The Martian, both the book and the movie are a good example of hard Scifi. No aliens, no fantasy elements. Hard scifi is grounded in what is possible in the real world with some allowance for 'small' technological leaps, especially if the story takes place in the near future.

For example, The Martian takes place a few decades from now. So while most of the technology is stuff that we're already capable of, Andy Weir kind of hand waves the issue of radiation exposure with his magic "Hab Canvas." This is fine because it's completely reasonable that we'd be able to come up with better radiation shielding in the next 20-30 years.
 
I think there's a ton of opportunity for good erotic hard sci fi stories. Specifically, where the sci fi element itself involves erotica, not just where the author adds sex to a sci fi story. Two film examples I can think of are Her, where a man falls in love with the AI on his phone, and Ex Machina, were a man is involved in a Turing test with an android that takes on erotic aspects.
 
The Martian, both the book and the movie are a good example of hard Scifi. No aliens, no fantasy elements. Hard scifi is grounded in what is possible in the real world with some allowance for 'small' technological leaps, especially if the story takes place in the near future.
I stand by my two recommendations then: both fit that.
 
I've tried writing a few, and they're definitely hard in the male physiological sense, and I believe also hard in terms of the plot and setting dependent on SF premises. I believe that the specific sex acts could, in fact, only happen in these SF-informed situations. (Note: There are NO aliens or nonhumans, nor is there any virtual reality.)

This is the first of a five-part series:

https://www.literotica.com/s/weightless-ecstasy-ch-01

It's the first large mission to Mars, with several people, and their use of what amounts to a big rec room to explore sexual interactions in free fall. The story isn't vast, by Lit SFF standards, and all of the chapters have been finished and published.

This one is a standalone:

https://www.literotica.com/s/endless-summer-or-is-it

It's set about thirty years in the future, when much of the world (including parts of the U.S.) are becoming uninhabitable, and rich folks have relocated to Michigan's Upper Peninsula. One of the rich folks has an opportunity to throw nearly all of his money into a project that would get humanity through the worst of it--but there are two entirely different projects, and he'd have to choose one. There's a fair amount of sex, all of it (of course) relevant to the story.
 
The Martian, both the book and the movie are a good example of hard Scifi. No aliens, no fantasy elements. Hard scifi is grounded in what is possible in the real world with some allowance for 'small' technological leaps, especially if the story takes place in the near future.

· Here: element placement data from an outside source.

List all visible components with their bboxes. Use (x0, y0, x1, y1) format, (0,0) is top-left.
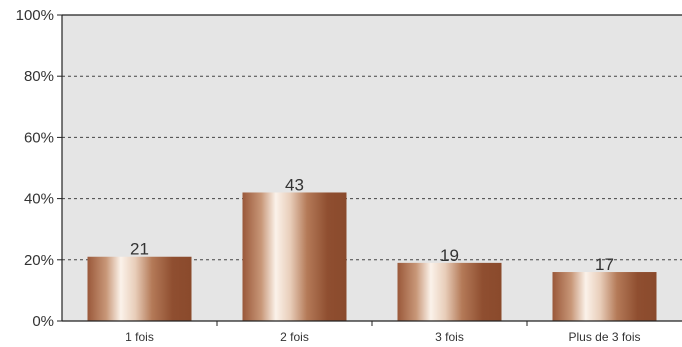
bar-3 (397, 262, 502, 321)
y-tick-label: 20% (24, 252, 54, 269)
x-tick-label: Plus de 3 fois (568, 330, 640, 344)
bar-2 (242, 192, 347, 321)
bars (87, 192, 657, 321)
data-label: 17 (595, 255, 614, 274)
data-label: 43 (285, 175, 304, 194)
y-tick-label: 0% (32, 313, 54, 330)
x-tick-label: 1 fois (125, 330, 154, 344)
data-labels: 21 43 19 17 (130, 175, 614, 274)
y-tick-label: 80% (24, 68, 54, 85)
x-tick-label: 3 fois (435, 330, 464, 344)
data-label: 19 (440, 246, 459, 265)
data-label: 21 (130, 240, 149, 259)
bar-4 (552, 272, 657, 321)
x-axis-ticks: 1 fois 2 fois 3 fois Plus de 3 fois (125, 321, 641, 344)
bar-1 (87, 256, 192, 321)
y-tick-label: 40% (24, 191, 54, 208)
y-tick-label: 100% (16, 7, 54, 24)
y-axis-ticks: 0% 20% 40% 60% 80% 100% (16, 7, 62, 330)
x-tick-label: 2 fois (280, 330, 309, 344)
y-tick-label: 60% (24, 129, 54, 146)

For example, The Martian takes place a few decades from now. So while most of the technology is stuff that we're already capable of, Andy Weir kind of hand waves the issue of radiation exposure with his magic "Hab Canvas." This is fine because it's completely reasonable that we'd be able to come up with better radiation shielding in the next 20-30 years.
I got aliens, so my stuff wont work for what you're looking for.
 
The Martian, both the book and the movie are a good example of hard Scifi. No aliens, no fantasy elements. Hard scifi is grounded in what is possible in the real world with some allowance for 'small' technological leaps, especially if the story takes place in the near future.

For example, The Martian takes place a few decades from now. So while most of the technology is stuff that we're already capable of, Andy Weir kind of hand waves the issue of radiation exposure with his magic "Hab Canvas." This is fine because it's completely reasonable that we'd be able to come up with better radiation shielding in the next 20-30 years.

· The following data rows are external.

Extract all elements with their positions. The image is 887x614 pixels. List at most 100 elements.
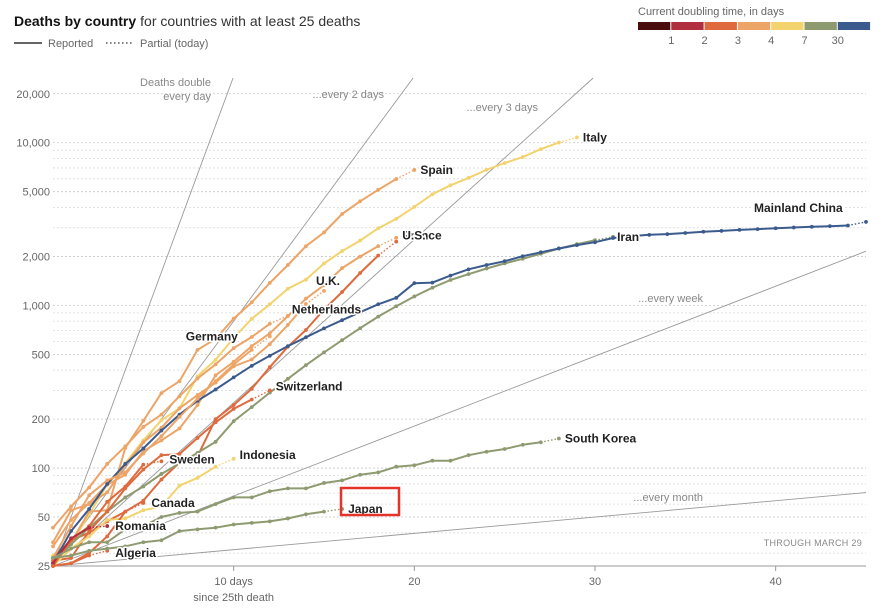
label-japan: Japan	[348, 502, 383, 516]
point-italy	[394, 216, 399, 221]
point-iran	[340, 338, 344, 343]
point-spain	[159, 391, 164, 395]
point-romania	[69, 536, 73, 541]
point-spain	[376, 187, 381, 192]
y-tick-label: 10,000	[16, 138, 50, 150]
point-spain	[394, 177, 399, 181]
point-switzerland	[177, 452, 182, 456]
label-sweden: Sweden	[169, 452, 214, 466]
point-italy	[448, 183, 453, 188]
label-algeria: Algeria	[115, 546, 156, 560]
point-south-korea	[105, 540, 110, 545]
x-tick-label: 10 days	[214, 576, 253, 588]
y-tick-label: 2,000	[22, 251, 50, 263]
point-sweden	[105, 499, 110, 504]
point-netherlands	[69, 504, 73, 509]
point-italy	[231, 336, 236, 340]
point-south-korea	[249, 495, 254, 500]
point-indonesia	[87, 534, 92, 539]
point-canada	[105, 534, 110, 539]
point-japan	[213, 525, 218, 530]
point-germany	[267, 334, 272, 339]
point-netherlands	[123, 444, 128, 449]
point-netherlands	[213, 362, 218, 367]
point-mainland-china	[683, 231, 688, 235]
point-italy	[520, 155, 525, 159]
series-partial-germany	[251, 335, 271, 351]
point-italy	[376, 226, 381, 231]
point-switzerland	[267, 388, 272, 393]
x-tick-label: 30	[589, 576, 601, 588]
point-mainland-china	[538, 250, 543, 255]
point-mainland-china	[322, 326, 326, 331]
point-spain	[141, 418, 146, 423]
point-netherlands	[195, 376, 200, 381]
point-south-korea	[285, 486, 290, 491]
point-u-k	[177, 406, 182, 411]
point-italy	[304, 277, 308, 282]
label-u-s: U.S.	[402, 229, 425, 243]
point-south-korea	[358, 472, 363, 477]
point-iran	[141, 484, 146, 489]
point-iran	[304, 363, 308, 368]
point-italy	[484, 167, 489, 172]
japan-highlight-box	[339, 486, 401, 517]
guide-label-line2: every day	[163, 91, 211, 103]
point-mainland-china	[520, 254, 525, 259]
point-spain	[213, 336, 218, 341]
point-mainland-china	[773, 226, 778, 231]
point-indonesia	[159, 504, 164, 509]
point-south-korea	[412, 463, 417, 468]
point-japan	[105, 546, 110, 551]
point-japan	[195, 527, 200, 532]
doubling-swatch-0	[638, 22, 671, 30]
point-france	[249, 344, 254, 349]
point-japan	[285, 516, 290, 521]
point-mainland-china	[267, 353, 272, 358]
point-u-k	[195, 393, 200, 397]
point-france	[304, 296, 308, 301]
guide-label: ...every 3 days	[466, 102, 538, 114]
point-mainland-china	[755, 227, 760, 232]
series-line-germany	[52, 349, 253, 559]
point-italy	[340, 249, 344, 253]
point-mainland-china	[358, 310, 363, 315]
point-u-s	[267, 365, 272, 370]
guide-label: ...every 2 days	[312, 89, 384, 101]
point-france	[322, 283, 326, 288]
guide-line-every-month	[52, 492, 867, 567]
guide-label: ...every month	[633, 492, 703, 504]
point-iran	[285, 376, 290, 381]
point-mainland-china	[376, 302, 381, 307]
point-south-korea	[141, 524, 146, 528]
point-indonesia	[195, 476, 200, 480]
point-mainland-china	[231, 375, 236, 380]
point-switzerland	[159, 453, 164, 458]
point-south-korea	[556, 436, 561, 441]
point-japan	[322, 509, 326, 514]
guide-line-deaths-double	[52, 77, 234, 567]
doubling-legend-label: 2	[702, 35, 708, 47]
point-italy	[159, 418, 164, 423]
series-lines	[51, 135, 868, 568]
point-spain	[267, 281, 272, 285]
axes: 25 50 100 200 500 1,000 2,000 5,000 10,000 20,000…	[16, 89, 866, 604]
point-germany	[195, 396, 200, 401]
point-germany	[123, 470, 128, 475]
series-partial-france	[377, 237, 397, 247]
y-tick-label: 100	[32, 463, 50, 475]
point-mainland-china	[285, 344, 290, 349]
point-south-korea	[231, 495, 236, 500]
point-iran	[322, 350, 326, 355]
point-switzerland	[213, 420, 218, 425]
point-italy	[575, 135, 579, 140]
point-mainland-china	[556, 246, 561, 251]
point-mainland-china	[123, 462, 128, 466]
point-iran	[358, 326, 363, 331]
point-netherlands	[105, 462, 110, 466]
doubling-legend-label: 3	[735, 35, 741, 47]
point-u-s	[340, 290, 344, 294]
point-spain	[231, 316, 236, 321]
point-mainland-china	[719, 229, 724, 233]
point-south-korea	[322, 481, 326, 485]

I don't think aliens necessarily take it out of the realm of hard sci fi. A good example is Arthur C. Clarke's Rendezvous with Rama, which is about a human encounter with an alien probe that enters the solar system for a little while. It's done in a very thoughtful and realistic way, with no sensationalism or silly fantasy. The author makes it seem plausible. He fully explores the concept in an intelligent way. And he doesn't completely resolve things, which makes it interesting.